I get out my pen and search my pockets and say, Oh Jerry’s got the address book. And I reach down and tear a corner of newspaper just above the headline. I put it in my palm and draw spontaneously a logo for Ned’s lost time-machine.
There is a space I’m trying to use, having seen it come into being. Mike is questioning Jan.
Chad is saying that I gave parts of the diary away.
To my wife, for instance.
That doesn’t count, says Nash (and then irrelevantly but with relish), she was holding hands Sunday night.
At Savvy’s of course — whom I told to look up Dudley Allott in the North Library when Savvy had to use the British Museum one week long ago.

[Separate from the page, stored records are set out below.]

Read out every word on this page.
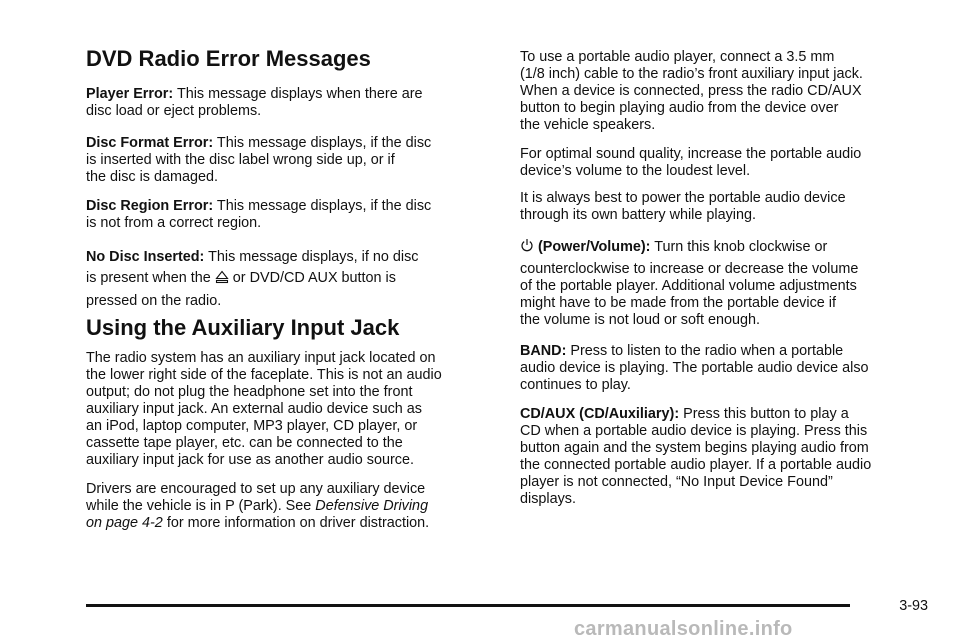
DVD Radio Error Messages

Player Error: This message displays when there are
disc load or eject problems.

Disc Format Error: This message displays, if the disc
is inserted with the disc label wrong side up, or if
the disc is damaged.

Disc Region Error: This message displays, if the disc
is not from a correct region.

No Disc Inserted: This message displays, if no disc
is present when the or DVD/CD AUX button is
pressed on the radio.

Using the Auxiliary Input Jack

The radio system has an auxiliary input jack located on
the lower right side of the faceplate. This is not an audio
output; do not plug the headphone set into the front
auxiliary input jack. An external audio device such as
an iPod, laptop computer, MP3 player, CD player, or
cassette tape player, etc. can be connected to the
auxiliary input jack for use as another audio source.

Drivers are encouraged to set up any auxiliary device
while the vehicle is in P (Park). See Defensive Driving
on page 4-2 for more information on driver distraction.

To use a portable audio player, connect a 3.5 mm
(1/8 inch) cable to the radio’s front auxiliary input jack.
When a device is connected, press the radio CD/AUX
button to begin playing audio from the device over
the vehicle speakers.

For optimal sound quality, increase the portable audio
device’s volume to the loudest level.

It is always best to power the portable audio device
through its own battery while playing.

(Power/Volume): Turn this knob clockwise or
counterclockwise to increase or decrease the volume
of the portable player. Additional volume adjustments
might have to be made from the portable device if
the volume is not loud or soft enough.

BAND: Press to listen to the radio when a portable
audio device is playing. The portable audio device also
continues to play.

CD/AUX (CD/Auxiliary): Press this button to play a
CD when a portable audio device is playing. Press this
button again and the system begins playing audio from
the connected portable audio player. If a portable audio
player is not connected, “No Input Device Found”
displays.

3-93
carmanualsonline.info
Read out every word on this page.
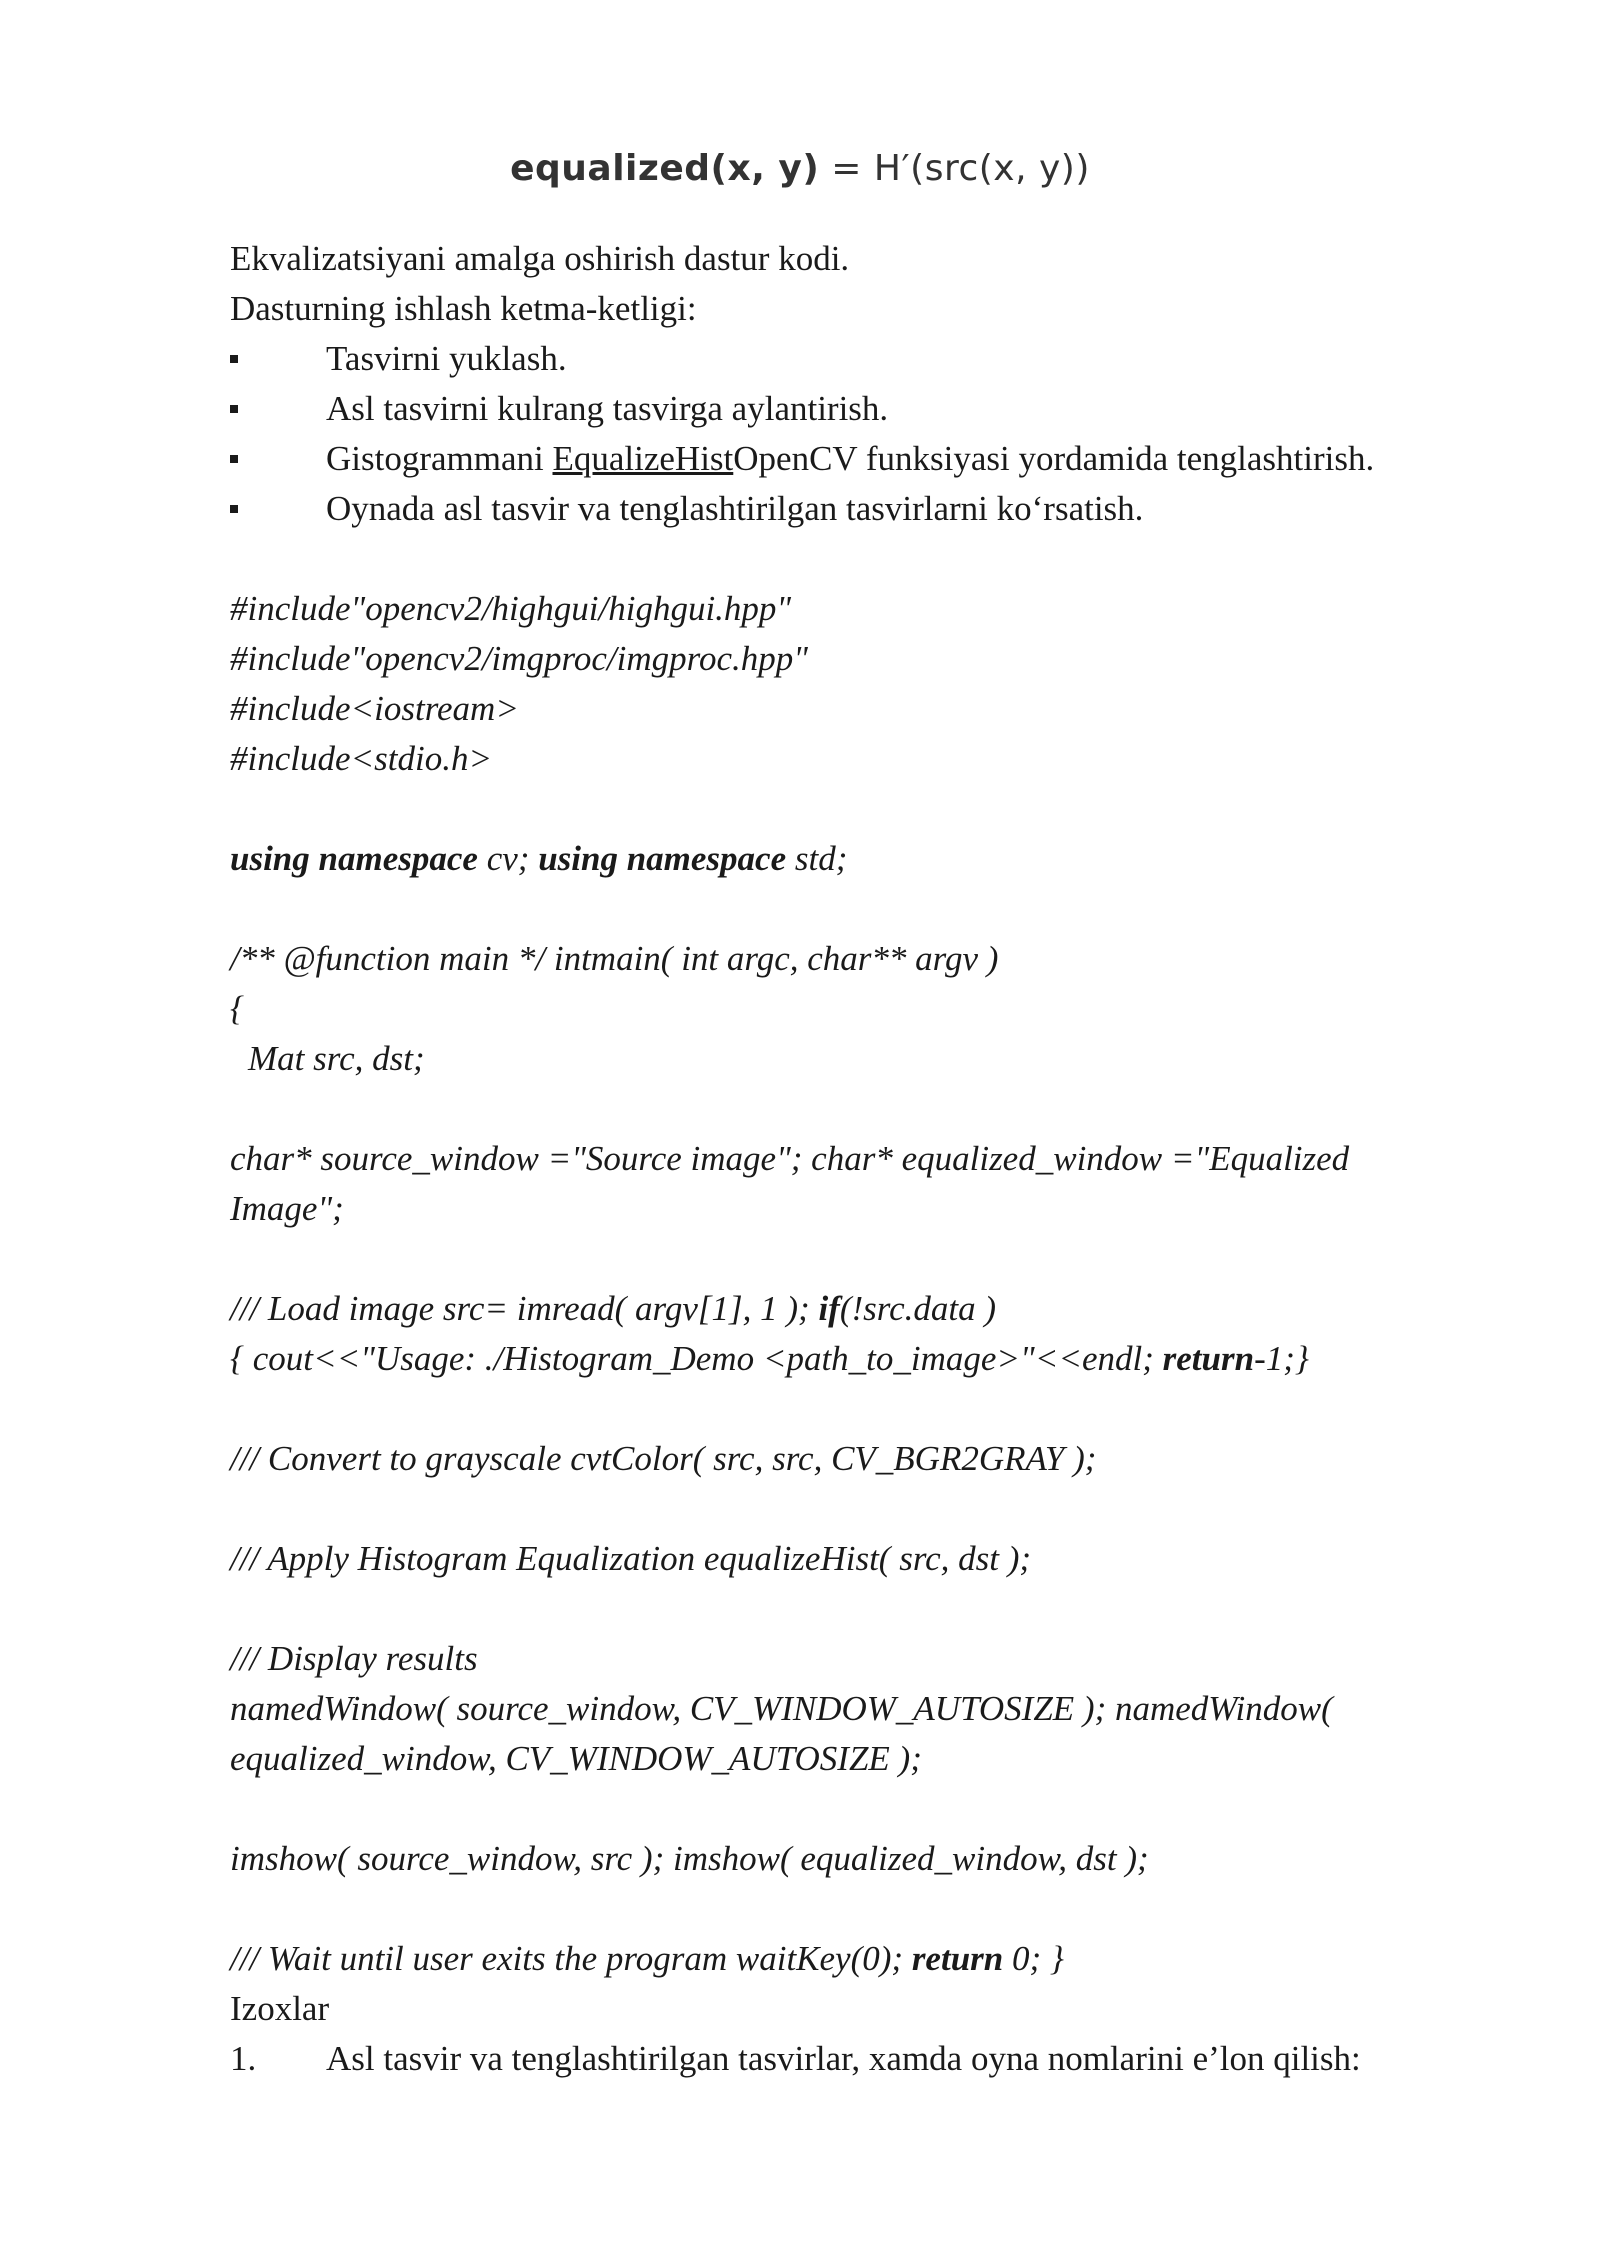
equalized(x, y) = H′(src(x, y))
Ekvalizatsiyani amalga oshirish dastur kodi.
Dasturning ishlash ketma-ketligi:
Tasvirni yuklash.
Asl tasvirni kulrang tasvirga aylantirish.
Gistogrammani EqualizeHistOpenCV funksiyasi yordamida tenglashtirish.
Oynada asl tasvir va tenglashtirilgan tasvirlarni ko‘rsatish.
#include"opencv2/highgui/highgui.hpp"
#include"opencv2/imgproc/imgproc.hpp"
#include<iostream>
#include<stdio.h>
using namespace cv; using namespace std;
/** @function main */ intmain( int argc, char** argv )
{
Mat src, dst;
char* source_window ="Source image"; char* equalized_window ="Equalized
Image";
/// Load image src= imread( argv[1], 1 ); if(!src.data )
{ cout<<"Usage: ./Histogram_Demo <path_to_image>"<<endl; return-1;}
/// Convert to grayscale cvtColor( src, src, CV_BGR2GRAY );
/// Apply Histogram Equalization equalizeHist( src, dst );
/// Display results
namedWindow( source_window, CV_WINDOW_AUTOSIZE ); namedWindow(
equalized_window, CV_WINDOW_AUTOSIZE );
imshow( source_window, src ); imshow( equalized_window, dst );
/// Wait until user exits the program waitKey(0); return 0; }
Izoxlar
1. Asl tasvir va tenglashtirilgan tasvirlar, xamda oyna nomlarini e’lon qilish:
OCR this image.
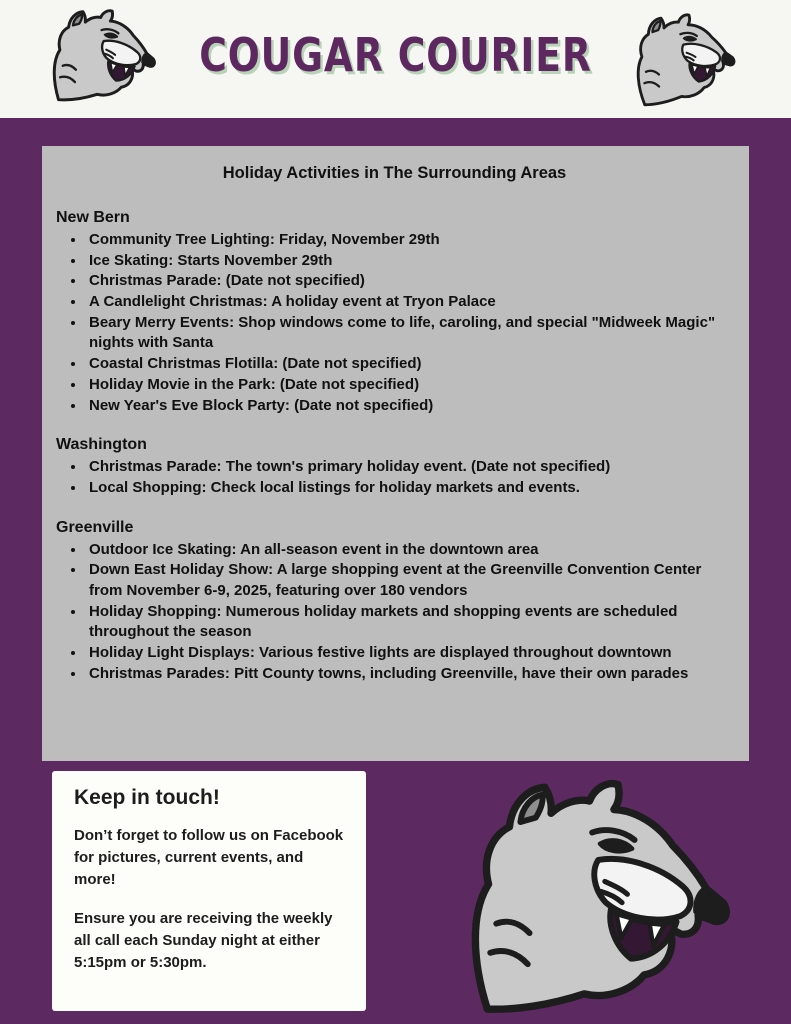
COUGAR COURIER
Holiday Activities in The Surrounding Areas
New Bern
• Community Tree Lighting: Friday, November 29th
• Ice Skating: Starts November 29th
• Christmas Parade: (Date not specified)
• A Candlelight Christmas: A holiday event at Tryon Palace
• Beary Merry Events: Shop windows come to life, caroling, and special "Midweek Magic" nights with Santa
• Coastal Christmas Flotilla: (Date not specified)
• Holiday Movie in the Park: (Date not specified)
• New Year's Eve Block Party: (Date not specified)
Washington
• Christmas Parade: The town's primary holiday event. (Date not specified)
• Local Shopping: Check local listings for holiday markets and events.
Greenville
• Outdoor Ice Skating: An all-season event in the downtown area
• Down East Holiday Show: A large shopping event at the Greenville Convention Center from November 6-9, 2025, featuring over 180 vendors
• Holiday Shopping: Numerous holiday markets and shopping events are scheduled throughout the season
• Holiday Light Displays: Various festive lights are displayed throughout downtown
• Christmas Parades: Pitt County towns, including Greenville, have their own parades
Keep in touch!

Don’t forget to follow us on Facebook for pictures, current events, and more!

Ensure you are receiving the weekly all call each Sunday night at either 5:15pm or 5:30pm.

But the space that I have reached into existence fills with the memory of a stabbing pain due to past or future hard to tell — (a) a train ride up from the south coast, a boatyard mentioned to a Frenchman who kept saying, Correct, and would not discuss the May événements (“CONSUMER SOCIETY MUST DIE A VIOLENT DEATH”—“TAKE YOUR DESIRES FOR REALITIES”) or (b) the prospect of a drink with Lorna, Dudley, Tessa, and Tessa’s father — or some jellied eels in between that may have been as pivotal as the depressing old man in the bog (English for john) who kept my hands wet and bent my ear about his dream of a wheel-shaped radially compartmented pub to please everyone — yes after him my stab dissolved and I went back upstairs to have a drink and hear about German Jews wandering the wartime Heath.
Why not, says Nash — you took his wife to Mexico.
And the space I have reached into being fills on the eve of the Allotts’ sailing for New York with Tessa’s suitcase and with the stone she gives me, then, hearing Dudley and Jane, takes away to give Lorna.
I’ve never been to Mexico, I say to Nash. I’ve been to Stonehenge.
And before I can do the job myself, the space fills up with something other than Tessa’s third moment: it is survival politics, stop-gap, and crass, a curtain of flesh and failure, both the Māyā Lorna had her hand on firming it up so it didn’t look like Southeast Asia any more, and the purpose Dag and I in an old Volkswagen receding from the National Film Theatre settled at last, a film-to-be, settled in words.